Chino Moreno’s new project ††† (Crosses) merges his love of electronic, synth-heavy music with dark imagery. It may seem like a sharp departure from his main gig in Deftones, but Moreno tells us it’s a sound he’s been gestating for many years (he grew up bopping along to acts like Depeche Mode and New Order). Rolling Stone spoke with Moreno about the birth of his new band, believing in the occult and how the Deftones are coping with the recent loss of bassist Chi Cheng.
How would you describe ††† (Crosses)?
By listening to the music, you can tell that a lot of the influences come from the new-wave era. That was basically the scene that I came up on. I just happened to wind up in a metal band when I was 15. I’ve always had a deep passion for a lot of early electronic and sampled music.
A few songs seem to represent times in your musical development. For example, there’s a song called “Nineteen Eighty Seven.”
[Guitarist] Shaun [Lopez] named that track, but that was a coming of age for music for me. I got into a lot of music like Depeche Mode and my whole concept of music changed. Before that, I was just listening to Michael Jackson, maybe some early rap like Afrika Bambaataa. Then, my sister gave me a Depeche Mode tape in a Christmas stocking. Depeche Mode to me were awesome. They had a lot of the same drum machines, a lot the same sounds as hip-hop, but they had a lot of melody and mood and dark tones. I liked the beat, the dance part, but I also liked the melody.
The cross is used heavily in your imagery and song titles. What does it mean to you?
I think a lot of bands are influenced by religious symbolism and not even necessarily Christianity or Catholicism. Our band definitely doesn’t follow any of those. It’s more of the aesthetic. The art, the way it works. The initial name of the band was going to be Holy Ghost. But at the last minute, another band came out with the name, so Shaun suggested Crosses. It’s a very strong symbol. Three crosses is great. It’s great to look at, there’s three of us in the band.
You have a song called “telepathy,” and some songs reference the occult. Do you believe in those things?
Oh, definitely. I’m definitely into all those things. All of us are. It’s an exciting thing to research and get into. Religion, in any form, is always interesting to me because of how powerful it is. Not even the religion itself, but to the people that follow it. . . The effect that it has had on people’s minds.
Do you ever experience that kind of thing?

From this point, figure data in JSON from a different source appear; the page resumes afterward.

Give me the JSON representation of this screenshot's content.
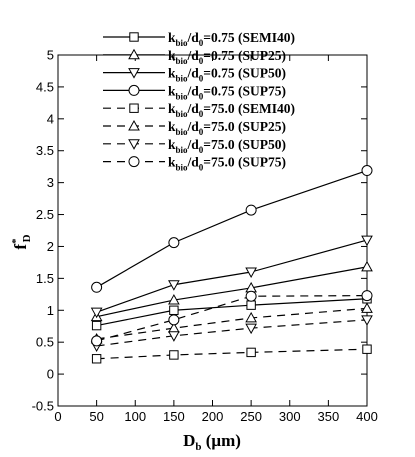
{
  "chart_data": {
    "type": "line",
    "x": [
      50,
      150,
      250,
      400
    ],
    "xlim": [
      0,
      400
    ],
    "ylim": [
      -0.5,
      5
    ],
    "xticks": [
      0,
      50,
      100,
      150,
      200,
      250,
      300,
      350,
      400
    ],
    "yticks": [
      -0.5,
      0,
      0.5,
      1,
      1.5,
      2,
      2.5,
      3,
      3.5,
      4,
      4.5,
      5
    ],
    "xtick_labels": [
      "0",
      "50",
      "100",
      "150",
      "200",
      "250",
      "300",
      "350",
      "400"
    ],
    "ytick_labels": [
      "-0.5",
      "0",
      "0.5",
      "1",
      "1.5",
      "2",
      "2.5",
      "3",
      "3.5",
      "4",
      "4.5",
      "5"
    ],
    "xlabel": {
      "main": "D",
      "sub": "b",
      "rest": " (μm)"
    },
    "ylabel": {
      "main": "f",
      "sup": "*",
      "sub": "D"
    },
    "grid": false,
    "legend_position": "top-right",
    "series": [
      {
        "label_main": "k",
        "label_sub": "bio",
        "label_mid": "/d",
        "label_sub2": "0",
        "label_rest": "=0.75 (SEMI40)",
        "marker": "square",
        "dash": "solid",
        "values": [
          0.76,
          1.0,
          1.08,
          1.18
        ]
      },
      {
        "label_main": "k",
        "label_sub": "bio",
        "label_mid": "/d",
        "label_sub2": "0",
        "label_rest": "=0.75 (SUP25)",
        "marker": "triangle-up",
        "dash": "solid",
        "values": [
          0.9,
          1.16,
          1.35,
          1.68
        ]
      },
      {
        "label_main": "k",
        "label_sub": "bio",
        "label_mid": "/d",
        "label_sub2": "0",
        "label_rest": "=0.75 (SUP50)",
        "marker": "triangle-down",
        "dash": "solid",
        "values": [
          0.97,
          1.4,
          1.6,
          2.1
        ]
      },
      {
        "label_main": "k",
        "label_sub": "bio",
        "label_mid": "/d",
        "label_sub2": "0",
        "label_rest": "=0.75 (SUP75)",
        "marker": "circle",
        "dash": "solid",
        "values": [
          1.36,
          2.06,
          2.57,
          3.19
        ]
      },
      {
        "label_main": "k",
        "label_sub": "bio",
        "label_mid": "/d",
        "label_sub2": "0",
        "label_rest": "=75.0 (SEMI40)",
        "marker": "square",
        "dash": "dashed",
        "values": [
          0.24,
          0.3,
          0.34,
          0.39
        ]
      },
      {
        "label_main": "k",
        "label_sub": "bio",
        "label_mid": "/d",
        "label_sub2": "0",
        "label_rest": "=75.0 (SUP25)",
        "marker": "triangle-up",
        "dash": "dashed",
        "values": [
          0.55,
          0.72,
          0.88,
          1.03
        ]
      },
      {
        "label_main": "k",
        "label_sub": "bio",
        "label_mid": "/d",
        "label_sub2": "0",
        "label_rest": "=75.0 (SUP50)",
        "marker": "triangle-down",
        "dash": "dashed",
        "values": [
          0.44,
          0.6,
          0.72,
          0.85
        ]
      },
      {
        "label_main": "k",
        "label_sub": "bio",
        "label_mid": "/d",
        "label_sub2": "0",
        "label_rest": "=75.0 (SUP75)",
        "marker": "circle",
        "dash": "dashed",
        "values": [
          0.52,
          0.85,
          1.22,
          1.23
        ]
      }
    ]
  }
}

Yeah, on a daily basis! Déjà vu is one of the weirdest things that happens to me. It boggles my mind. Maybe six months ago, I woke up and then remembered doing the exact same thing that I was doing, while I was doing it! It’s usually something silly, like making toast. It doesn’t have to be anything serious. It’s just like, “Wow, I did this before!” And you feel thrown back into that time. It just shows that the mind is more powerful than we know.

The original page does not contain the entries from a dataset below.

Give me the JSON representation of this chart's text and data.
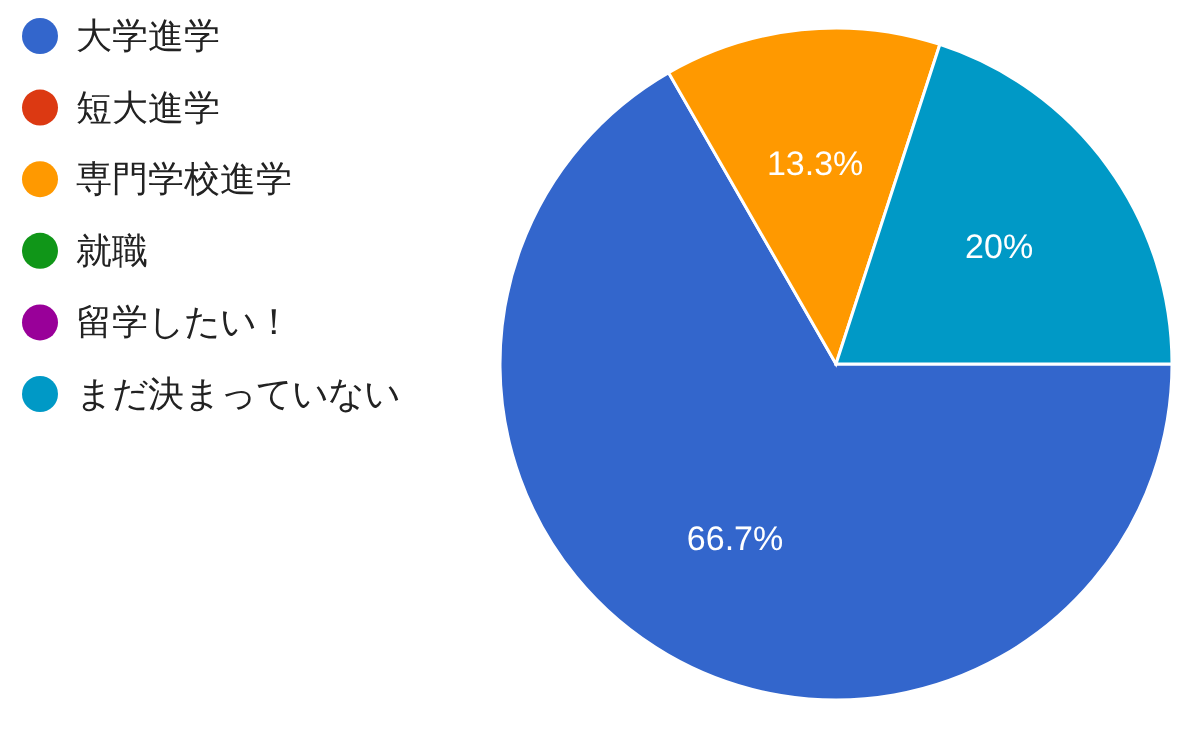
{
  "chart_data": {
    "type": "pie",
    "categories": [
      "大学進学",
      "短大進学",
      "専門学校進学",
      "就職",
      "留学したい！",
      "まだ決まっていない"
    ],
    "values": [
      66.7,
      0,
      13.3,
      0,
      0,
      20
    ],
    "colors": [
      "#3366cc",
      "#dc3912",
      "#ff9900",
      "#109618",
      "#990099",
      "#0099c6"
    ],
    "value_labels": [
      "66.7%",
      null,
      "13.3%",
      null,
      null,
      "20%"
    ],
    "legend": "left"
  }
}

For a little while, you were getting some blowback from listeners that wanted you to do just metal. Have you done enough non-metal projects now that people don’t always expect heavier music from you?
I like to think that people understand what I’m doing. I don’t want to have to do one thing. With Deftones, I’m pretty secure. So, I don’t have to do any of these projects. But, they’re fun, so why not? I hope that people appreciate it. It’s better than sitting around and playing video games or whatever.
What’s next with the Deftones?
We just finished a tour, so we’re gonna take the rest of the year off. We’re gonna start writing some music early next year. I just moved to Oregon and Stephen is down in L.A. and Abe and Frank are in Sacramento, and Sergio is in Europe. The idea is to just get together. The last couple records, we just threw ourselves into a small room and started playing. We just work organically, which I think works better than me writing a song and saying, “Hey guys, learn this.” Hopefully in February we’ll spend a couple weeks together, and just kind of get together and write music.
Deftones bassist Chi Cheng recently passed away, after spending several years in a semi-comatose state. Is your healing process still ongoing?
[Pauses.] He’ll always be thought about on a day-to-day basis. It’s not something that goes away, obviously. I think that when he did pass, it was very hard. It was five years where he was in a state where he couldn’t speak. He was existing, but not existing. He was here, but not here. It was very hard on us and it was really hard on him. I feel like with his passing, not to get back into the supernatural, he is more with us now then he was in the five years when he was stuck in that sort of in-between space. It’s a little bit of a relief because I know that he’s not suffering. There’s not a day that goes by that I don’t think of him.